Kid A Mnesia Exhibition

Why should this be the case? It has something to do, I think, with the setting. In an interview with Rolling Stone at the time, Ed O’Brien, a guitarist in Radiohead, claimed, “You couldn’t do Kid A live and be true to the record,” adding, “You would have to do it like an art installation.” The reason for such disparity between the album, as it was vacuum sealed onto CDs, and the live shows, according to O’Brien, was simple: “When we played live, we put the human element back into it.” No danger of that here. True, there are videos of the band’s various performances, hidden in small projection rooms. But the strongest presence in Kid A Mnesia Exhibition is far from human.

The little demons that capered and cried through Donwood’s landscapes are here, wrought from paper, with eyes and fangs of ink. One of the most touching moments came when, as I watched a performance of “Idioteque”—a lonely spectacle, with Yorke yelping in a cage of blue-green light—I looked to my right and found an imp staring up at me with a knowing grimace. Elsewhere, there is a minotaur patrolling an oblivion of orange, and a room lined with sheets of paper that billow as if clawed by an anxious breeze. One chamber contains a prism of cloudy yellow, like a tank of dirty honey, which you can step into; when you do, the driving bassline of “The National Anthem” comes droning through the ooze.

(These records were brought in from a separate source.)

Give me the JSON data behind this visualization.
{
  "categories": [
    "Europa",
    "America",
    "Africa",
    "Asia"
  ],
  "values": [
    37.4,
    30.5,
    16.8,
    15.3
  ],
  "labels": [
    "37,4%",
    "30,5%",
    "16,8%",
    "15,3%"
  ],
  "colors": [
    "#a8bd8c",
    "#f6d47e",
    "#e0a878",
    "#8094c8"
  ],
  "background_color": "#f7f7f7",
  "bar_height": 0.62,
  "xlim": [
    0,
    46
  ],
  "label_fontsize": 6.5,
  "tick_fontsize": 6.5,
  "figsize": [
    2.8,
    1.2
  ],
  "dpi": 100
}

Does Kid A Mnesia Exhibition represent the ideal arrangement for these two fretful works? Whether, in its very nature as an installation, it is, as O’Brien had it, true to the record I can’t say; while exploring, I was met not by the feeling of completion—of everything, after all this time, being in its right place—but of play, which is perhaps better news. And credit must go to the developers, Arbitrarily Good Productions and Namethemachine, for keeping our collaboration in mind. Special note must be made of the sequence wherein, as we stare at one of Donwood’s paintings, it begins to fray and fizz outwards in a shower of particles, as “How to Disappear Completely” fades in on the soundtrack. The real coup, however, is the building itself. Fool that I am, when I read, on the game’s listing, that it was “stretching the idea of what an exhibition is to breaking point,” I didn’t realise it was meant literally.

Kid A Mnesia Exhibition

Weeds sprout through floor grates, concrete walls are riven with cracks, while lonely stick figures hammer at the pipework. A debt is owed to Carl Burton’s Islands: Non-Places, from 2016, which gave us a string of liminal areas—a waiting room, an escalator, and so forth—and teased out their oddity with surreal touches. (One passage featured a hotel lobby, into which was poured the sounds of rain and birdsong, and part of me has never quite checked out.) But where Burton’s eye was focussed on the world, on the oddity of the overlooked realms around us, Kid A Mnesia Exhibition is more interested in the non-places within. Or at least within Thom Yorke. And yet, its strength may lie in its power to coax in people who have little or no connection to these albums, or to Radiohead. Writing about Kid A, Nick Hornby argued that “it relies heavily on our passionate interest in every twist and turn of the band’s career, no matter how trivial or pretentious.” Kid A Mnesia Exhibition, in its shedding of the human element, shares less of that reliance, and its most powerful parts are the ones in which you lose sight of the context and come unmoored. In other words, it offers escape—the chance, however fleeting, to disappear completely.